Los archivos de Van Helsing by Xavier B. Fernández

Los archivos de Van Helsing by Xavier B. Fernández

autor:Xavier B. Fernández [Fernández, Xavier B.]
La lengua: spa
Format: epub
Tags: Novela, Fantástico, Histórico
editor: ePubLibre
publicado: 2018-02-08T16:00:00+00:00


Lo firmaba Alejandro II, Zar de todas las Rusias. Entre el tono de la proclama y la noticia del armisticio con los turcos, resultaba evidente que por el momento el zar no iba a sentarse en ninguna mesa a negociar nada. Esto podía explicar suficientemente el arrebato de cólera del emperador, pero en absoluto el violento repunte de su misteriosa anemia.

De vuelta a casa, me senté ante el escritorio para poner en orden, sobre el papel, mis reflexiones sobre el caso. Primero, traté de relatar metódicamente todo cuanto había acontecido con la gitanilla enferma. Y entonces recordé las flores blancas. Ciertamente, la muchacha parecía haber mejorado tras la transfusión y mientras tuvo las flores a su vera. Y empeoró de forma notablemente rápida tras deshacerme yo de ellas. Desde luego despedían un olor fuerte, algo azufrado, pero ¿por ventura ese olor penetrante podría tener efectos profilácticos? Me parecía poco probable. Pero «poco probable» no es lo mismo que «imposible».

Tomé un caballo y fui al campamento gitano, a preguntarle a la anciana qué clase de flores eran aquellas. Son flores de ajo, me dijo esta cuando se lo pregunté. Y compuso una expresión suspicaz cuando le volví a preguntar, esta vez, que dónde podía encontrarlas.

—¿El vurdalak ha vuelto a atacar? —preguntó.

—¿Quién?

—El vurdalak, doctor. El nosferatu. ¿Alguien ha enfermado? ¿Sufre melancolía, pesadillas? ¿Está débil, pálido, sin sangre en las venas y tiene dos marcas en el cuello?

—Puede ser —dije con reluctancia.

—¡Protéjase, doctor, protéjase! ¿Está bien protegido?

La mujer se abalanzó sobre mí, poniendo sus manos sarmentosas alrededor de mi cuello.

—¡Señora! ¿Qué hace?

Mi primer instinto fue rechazarla de un empujón, pero me reprimí por ser ella una mujer y, además, una anciana de aspecto frágil. Iba a ceder finalmente a mi primer instinto cuando la anciana se calmó de pronto.
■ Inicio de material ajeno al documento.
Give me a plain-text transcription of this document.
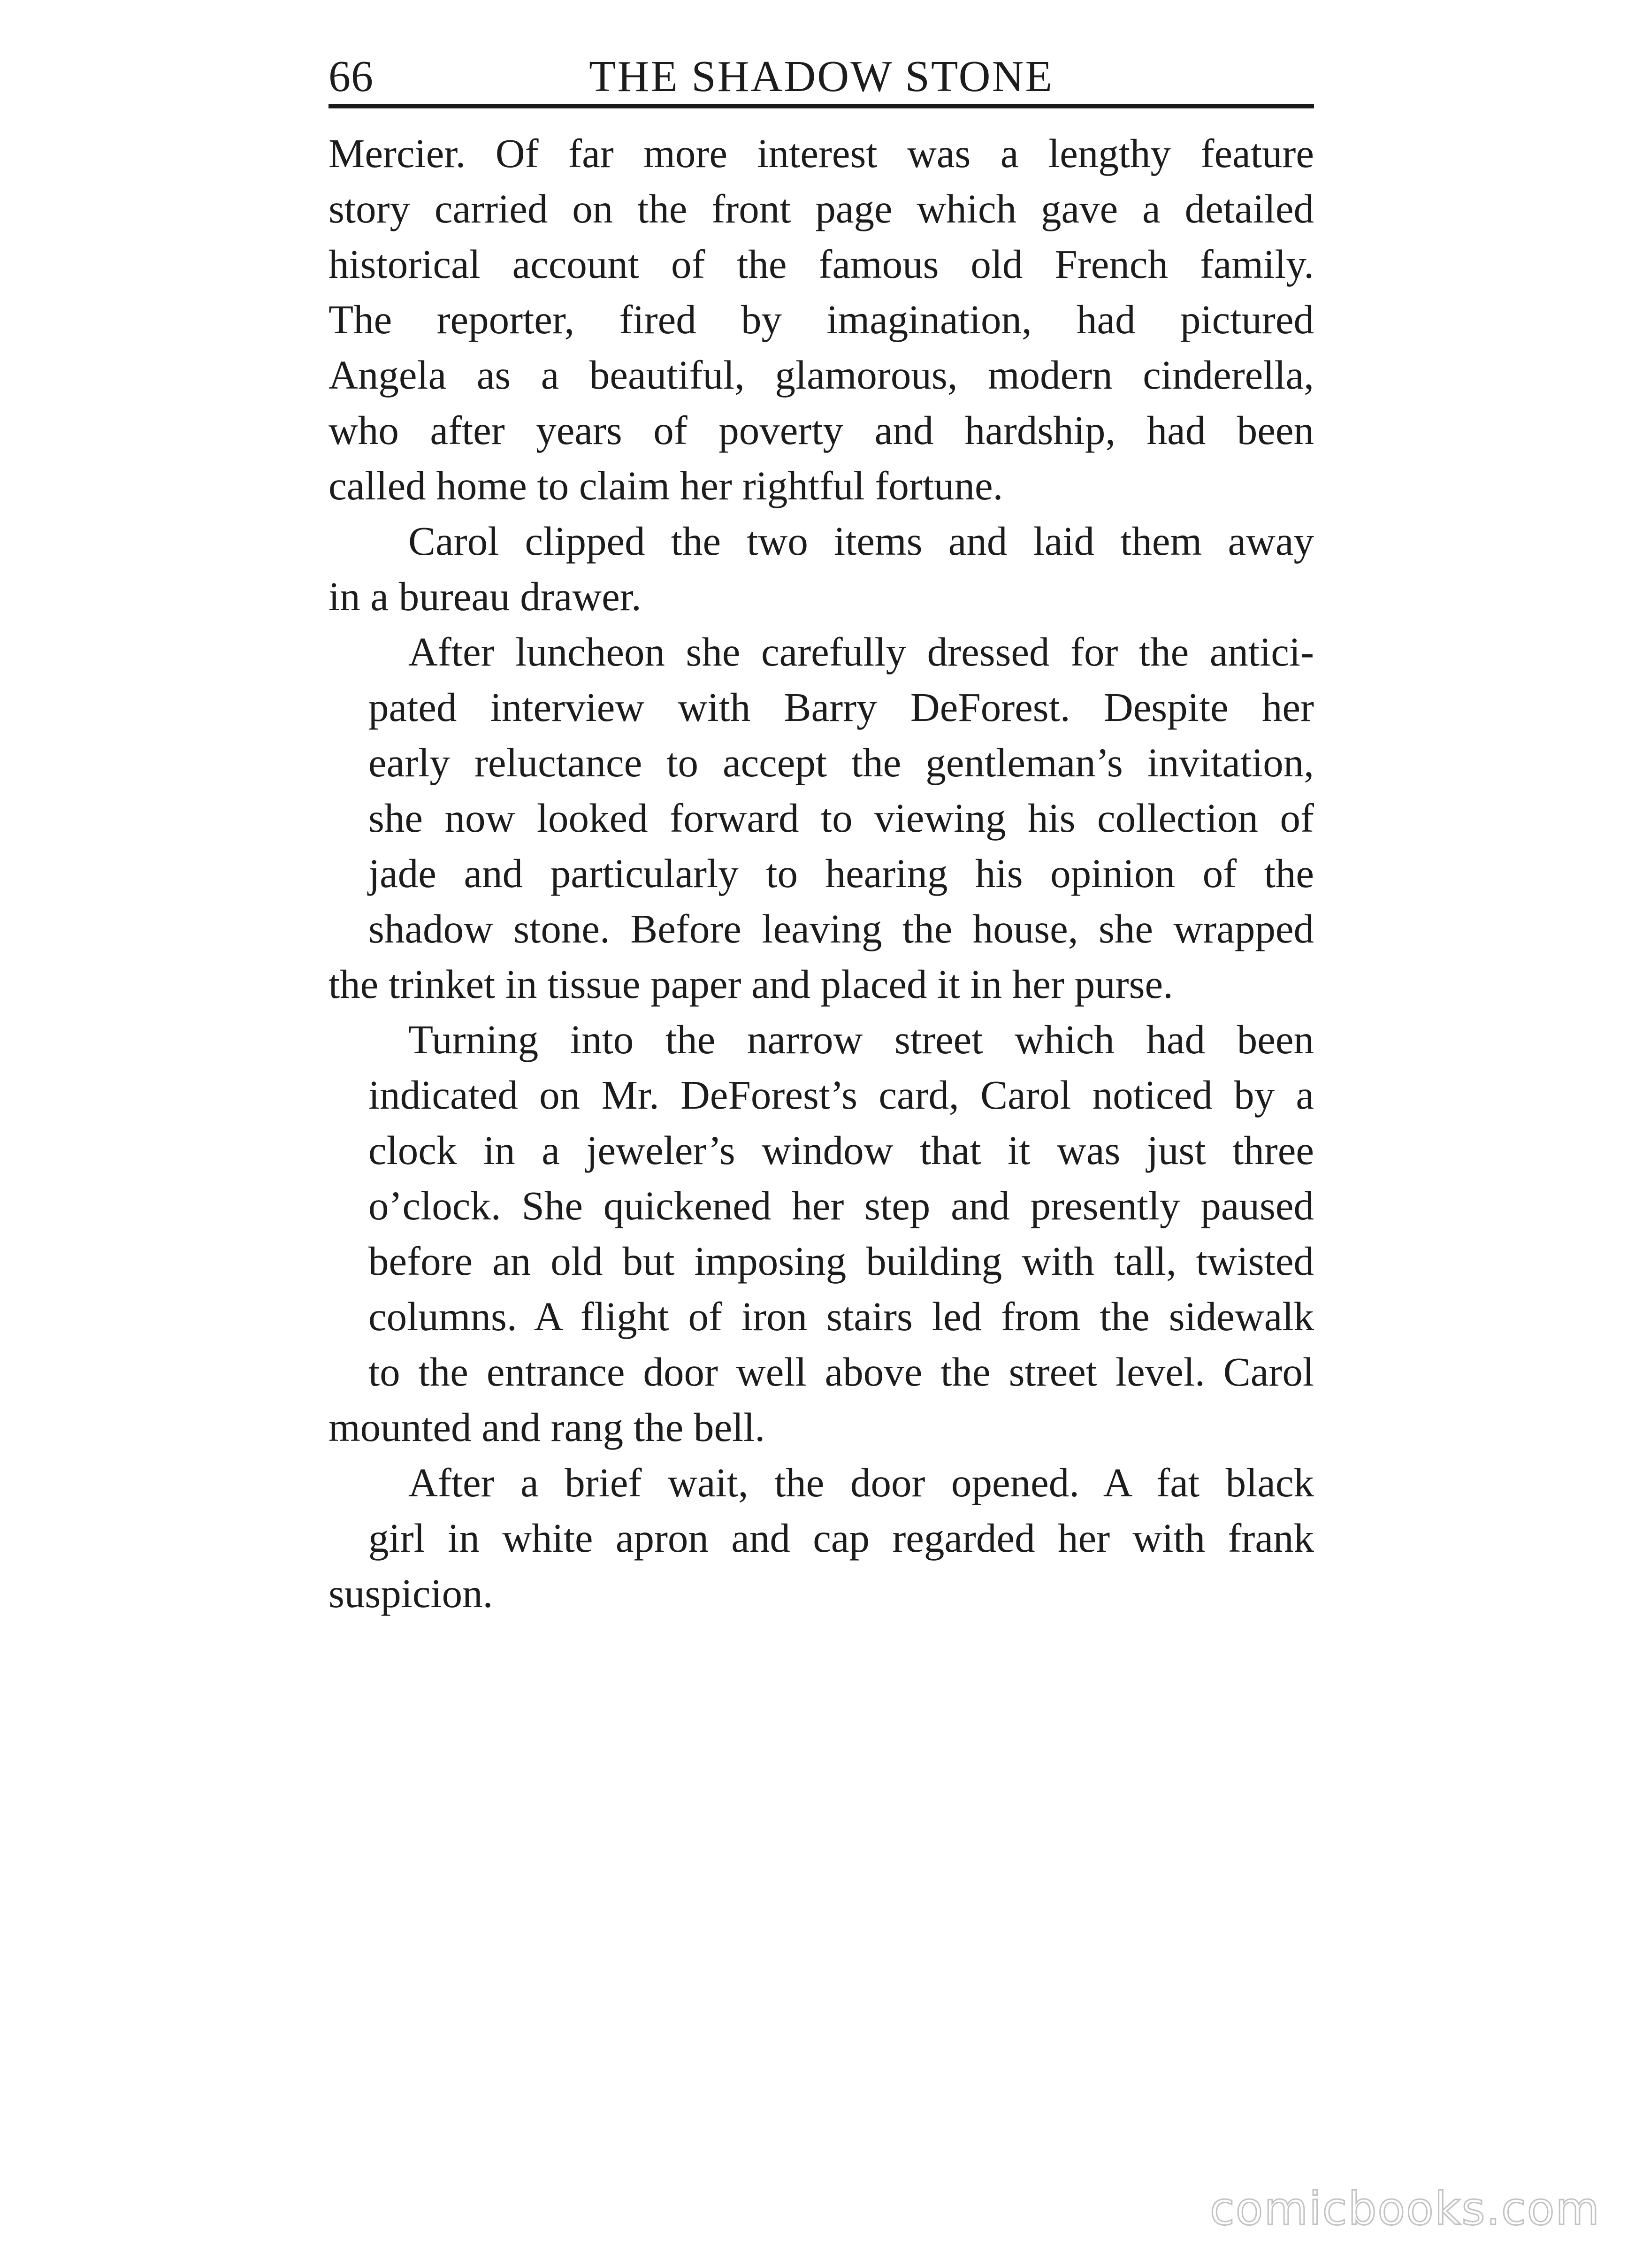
66	THE SHADOW STONE

Mercier. Of far more interest was a lengthy feature
story carried on the front page which gave a detailed
historical account of the famous old French family.
The reporter, fired by imagination, had pictured
Angela as a beautiful, glamorous, modern cinderella,
who after years of poverty and hardship, had been
called home to claim her rightful fortune.

Carol clipped the two items and laid them away
in a bureau drawer.

After luncheon she carefully dressed for the antici-
pated interview with Barry DeForest. Despite her
early reluctance to accept the gentleman’s invitation,
she now looked forward to viewing his collection of
jade and particularly to hearing his opinion of the
shadow stone. Before leaving the house, she wrapped
the trinket in tissue paper and placed it in her purse.

Turning into the narrow street which had been
indicated on Mr. DeForest’s card, Carol noticed by a
clock in a jeweler’s window that it was just three
o’clock. She quickened her step and presently paused
before an old but imposing building with tall, twisted
columns. A flight of iron stairs led from the sidewalk
to the entrance door well above the street level. Carol
mounted and rang the bell.

After a brief wait, the door opened. A fat black
girl in white apron and cap regarded her with frank
suspicion.

comicbooks.com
—¡Ah! ¡Lo lleva! ¡Lo lleva! —Tiraba del pequeño crucifijo de plata que pendía de mi cuello por una cadenita, bajo la guerrera. Era el que ella misma me había regalado unos días antes. Satisfecha, volvió a ocultarlo bajo la ropa.
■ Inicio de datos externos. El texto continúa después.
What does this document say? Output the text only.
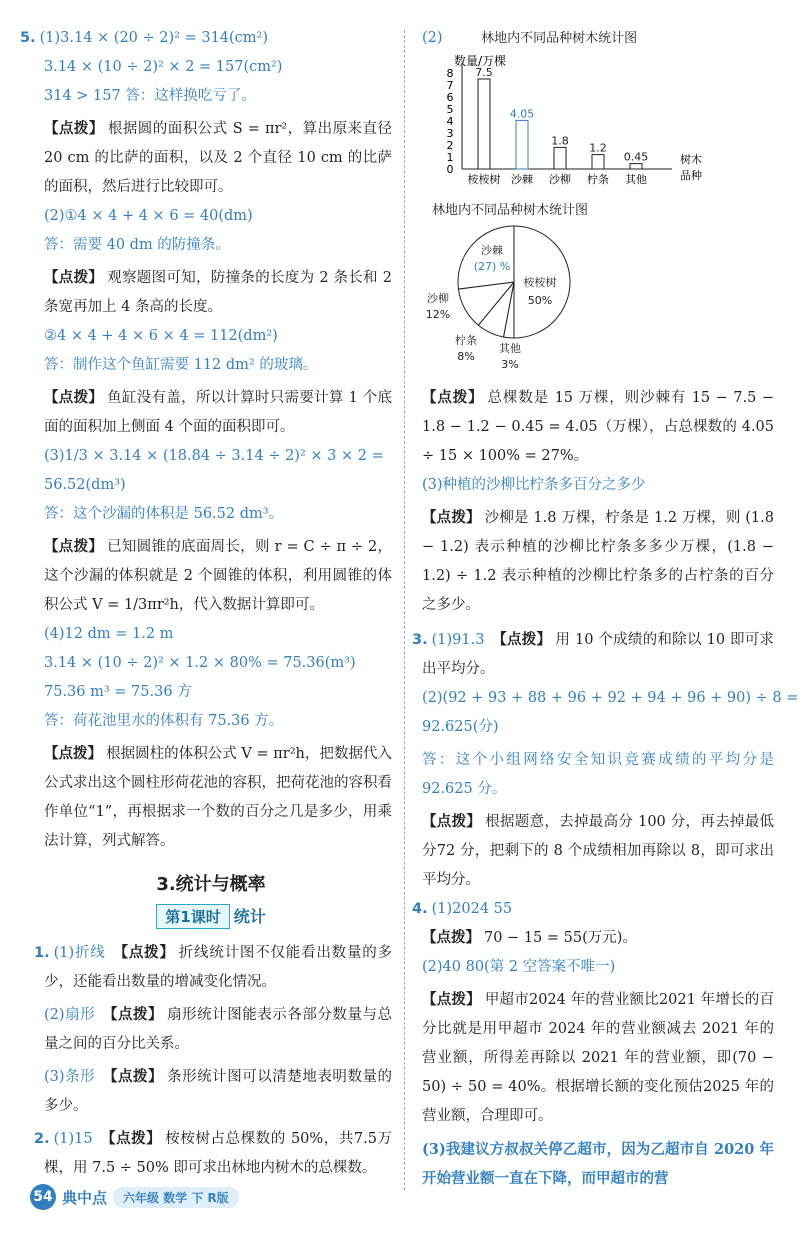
5. (1)3.14 × (20 ÷ 2)² = 314(cm²)
3.14 × (10 ÷ 2)² × 2 = 157(cm²)
314 > 157 答：这样换吃亏了。
【点拨】 根据圆的面积公式 S = πr²，算出原来直径 20 cm 的比萨的面积，以及 2 个直径 10 cm 的比萨的面积，然后进行比较即可。
(2)①4 × 4 + 4 × 6 = 40(dm)
答：需要 40 dm 的防撞条。
【点拨】 观察题图可知，防撞条的长度为 2 条长和 2 条宽再加上 4 条高的长度。
②4 × 4 + 4 × 6 × 4 = 112(dm²)
答：制作这个鱼缸需要 112 dm² 的玻璃。
【点拨】 鱼缸没有盖，所以计算时只需要计算 1 个底面的面积加上侧面 4 个面的面积即可。
(3)1/3 × 3.14 × (18.84 ÷ 3.14 ÷ 2)² × 3 × 2 =
56.52(dm³)
答：这个沙漏的体积是 56.52 dm³。
【点拨】 已知圆锥的底面周长，则 r = C ÷ π ÷ 2，这个沙漏的体积就是 2 个圆锥的体积，利用圆锥的体积公式 V = 1/3πr²h，代入数据计算即可。
(4)12 dm = 1.2 m
3.14 × (10 ÷ 2)² × 1.2 × 80% = 75.36(m³)
75.36 m³ = 75.36 方
答：荷花池里水的体积有 75.36 方。
【点拨】 根据圆柱的体积公式 V = πr²h，把数据代入公式求出这个圆柱形荷花池的容积，把荷花池的容积看作单位“1”，再根据求一个数的百分之几是多少，用乘法计算，列式解答。
3.统计与概率
第1课时 统计
1. (1)折线　 【点拨】 折线统计图不仅能看出数量的多少，还能看出数量的增减变化情况。
(2)扇形　 【点拨】 扇形统计图能表示各部分数量与总量之间的百分比关系。
(3)条形　 【点拨】 条形统计图可以清楚地表明数量的多少。
2. (1)15　 【点拨】 桉桉树占总棵数的 50%，共7.5万棵，用 7.5 ÷ 50% 即可求出林地内树木的总棵数。
(2)	林地内不同品种树木统计图
数量/万棵
0
1
2
3
4
5
6
7
8 7.5
桉桉树
4.05
沙棘
1.8
沙柳
1.2
柠条
0.45
其他
树木
品种
林地内不同品种树木统计图
桉桉树
50%
沙棘
(27) %
沙柳
12%
柠条
8%
其他
3%
【点拨】 总棵数是 15 万棵，则沙棘有 15 − 7.5 − 1.8 − 1.2 − 0.45 = 4.05（万棵），占总棵数的 4.05 ÷ 15 × 100% = 27%。
(3)种植的沙柳比柠条多百分之多少
【点拨】 沙柳是 1.8 万棵，柠条是 1.2 万棵，则 (1.8 − 1.2) 表示种植的沙柳比柠条多多少万棵，(1.8 − 1.2) ÷ 1.2 表示种植的沙柳比柠条多的占柠条的百分之多少。
3. (1)91.3　 【点拨】 用 10 个成绩的和除以 10 即可求出平均分。
(2)(92 + 93 + 88 + 96 + 92 + 94 + 96 + 90) ÷ 8 =
92.625(分)
答：这个小组网络安全知识竞赛成绩的平均分是 92.625 分。
【点拨】 根据题意，去掉最高分 100 分，再去掉最低分72 分，把剩下的 8 个成绩相加再除以 8，即可求出平均分。
4. (1)2024 55
【点拨】 70 − 15 = 55(万元)。
(2)40 80(第 2 空答案不唯一)
【点拨】 甲超市2024 年的营业额比2021 年增长的百分比就是用甲超市 2024 年的营业额减去 2021 年的营业额，所得差再除以 2021 年的营业额，即(70 − 50) ÷ 50 = 40%。根据增长额的变化预估2025 年的营业额，合理即可。
(3)我建议方叔叔关停乙超市，因为乙超市自 2020 年开始营业额一直在下降，而甲超市的营
54 典中点	六年级 数学 下 R版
—No se lo quite nunca, doctor. El vurdalak está cerca. Duerme durante el día, cuando es débil y vulnerable, y sale a cazar por la noche. Se esconde en algún lugar oscuro y duerme sobre la tierra que pisó cuando vivía. Este país está maldito, doctor, y hemos decidido abandonarlo. Mañana levantaremos el campamento y volveremos a Polonia.
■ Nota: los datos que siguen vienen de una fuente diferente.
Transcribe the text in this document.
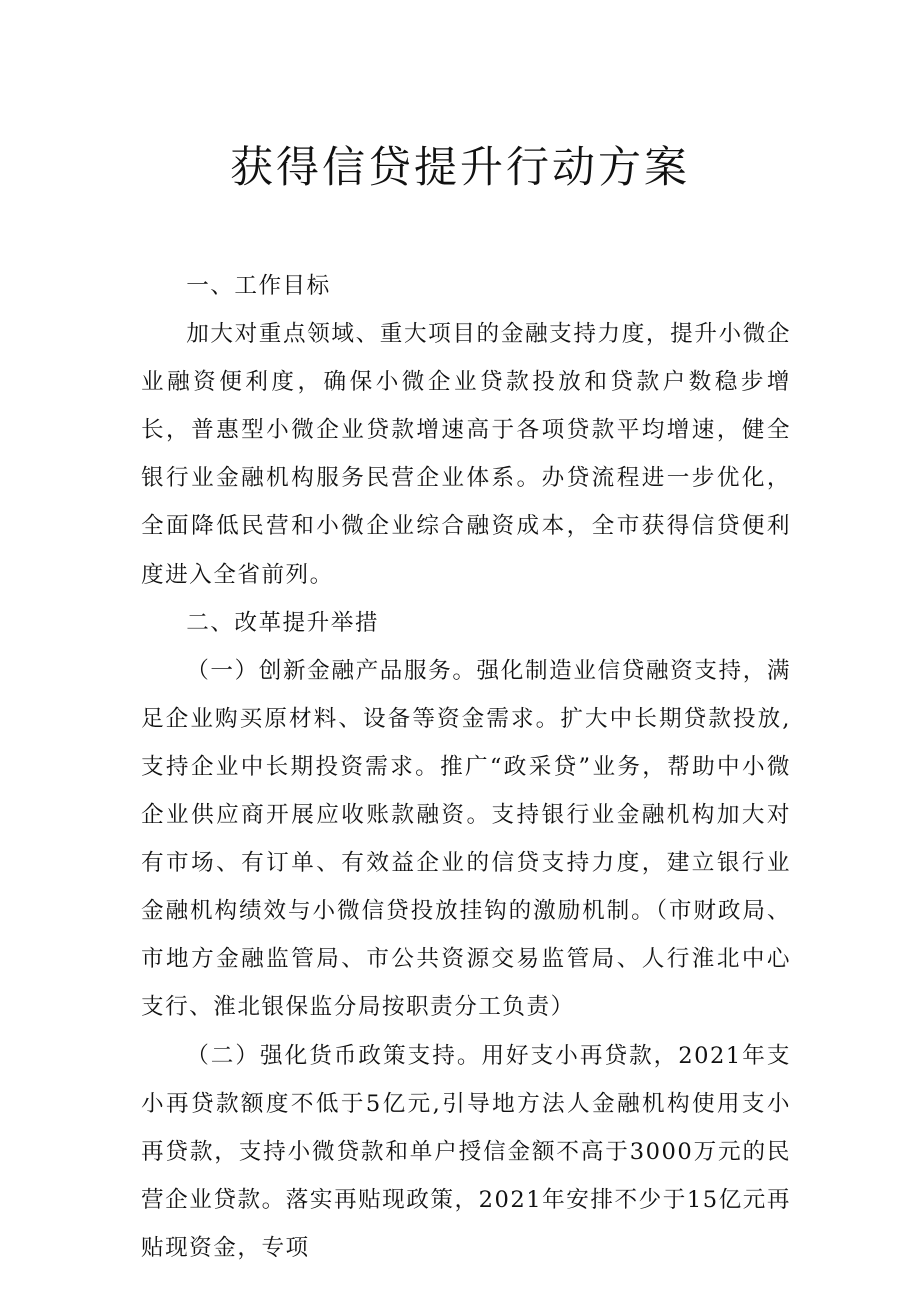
获得信贷提升行动方案

一、工作目标

加大对重点领域、重大项目的金融支持力度，提升小微企业融资便利度，确保小微企业贷款投放和贷款户数稳步增长，普惠型小微企业贷款增速高于各项贷款平均增速，健全银行业金融机构服务民营企业体系。办贷流程进一步优化，全面降低民营和小微企业综合融资成本，全市获得信贷便利度进入全省前列。

二、改革提升举措

（一）创新金融产品服务。强化制造业信贷融资支持，满足企业购买原材料、设备等资金需求。扩大中长期贷款投放,支持企业中长期投资需求。推广“政采贷”业务，帮助中小微企业供应商开展应收账款融资。支持银行业金融机构加大对有市场、有订单、有效益企业的信贷支持力度，建立银行业金融机构绩效与小微信贷投放挂钩的激励机制。（市财政局、市地方金融监管局、市公共资源交易监管局、人行淮北中心支行、淮北银保监分局按职责分工负责）

（二）强化货币政策支持。用好支小再贷款，2021年支小再贷款额度不低于5亿元,引导地方法人金融机构使用支小再贷款，支持小微贷款和单户授信金额不高于3000万元的民营企业贷款。落实再贴现政策，2021年安排不少于15亿元再贴现资金，专项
Regresé a la ciudad y visité los almacenes de intendencia. Sabía que entre las provisiones para alimentar a la tropa solía haber grandes cantidades de ajo. Es fácil de conservar, le da sabor al guisote más insípido y su consumo regular parece ser bueno para evitar infecciones. Pensé que si había bulbos quizá hubiera también algunas flores.

El sargento de intendencia al que pregunté se sorprendió un poco al escuchar mi petición. Le aclaré, sin entrar en detalles, que necesitaba las flores para elaborar medicinas, explicación que pareció satisfacerle. Dijo que desde luego tenía ajos, y podía proporcionarme tantos como quisiera, pero flores no. ¿Para qué, razonó, si no se comen?

Me propuso que plantara unos bulbos y aguardara a que florecieran.